Sento e já começa a aula de história. Nela, Tia Carlinha fala de um montão de riquezas que o Brasil tinha: “tinha pau-brasil…” A sala dá uma risadinha e a prof. continua “ouro, plantas de todos os tipos…”
Não presto muita atenção porque pelo cantinho do olho ainda tô namorando escondido a moeda e juro que ela me namora também. Mas balanço a cabeça rapidinho e olho pras outras coisas: o cabelo engraçado da Luiza, Vini montando um castelo de borracha, Rita limpando o óculos redondinho com cuspe. “lentes são redondinhas tipo moeda”. “Trimmm”. O sinal toca de novo.
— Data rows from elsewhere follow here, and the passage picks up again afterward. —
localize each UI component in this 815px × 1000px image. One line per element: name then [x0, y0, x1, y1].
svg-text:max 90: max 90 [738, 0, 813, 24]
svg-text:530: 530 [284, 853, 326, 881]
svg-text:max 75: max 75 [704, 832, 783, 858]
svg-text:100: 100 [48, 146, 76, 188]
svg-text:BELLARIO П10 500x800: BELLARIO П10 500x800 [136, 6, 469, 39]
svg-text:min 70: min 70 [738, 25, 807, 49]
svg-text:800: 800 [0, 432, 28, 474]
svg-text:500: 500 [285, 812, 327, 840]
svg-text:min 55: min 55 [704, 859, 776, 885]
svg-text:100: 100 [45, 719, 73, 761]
E aí vem a aula de matemática que é meio chata, mas dá pra fazer os exercícios. “Vamos lá, página 26. Primeira conta: fração de 200 sobre 4. Bom, dá 50. Nossa! Dá pra comprar tanta coisa com esse tesouro que está ali grudadinho”…não, não, foca, vamos pro exercício de baixo: 50² é igual a? Essa tá facinho. Imagina moeda vezes moeda. Dá bilhões.”
— 2500 – a sala responde.
“Essa galera não entende nadinha de economia”. A professora começa a explicar sobre os resultados… mas tenho uma dúvida importante:
— Prof., dá pra comprar o que com bilhões?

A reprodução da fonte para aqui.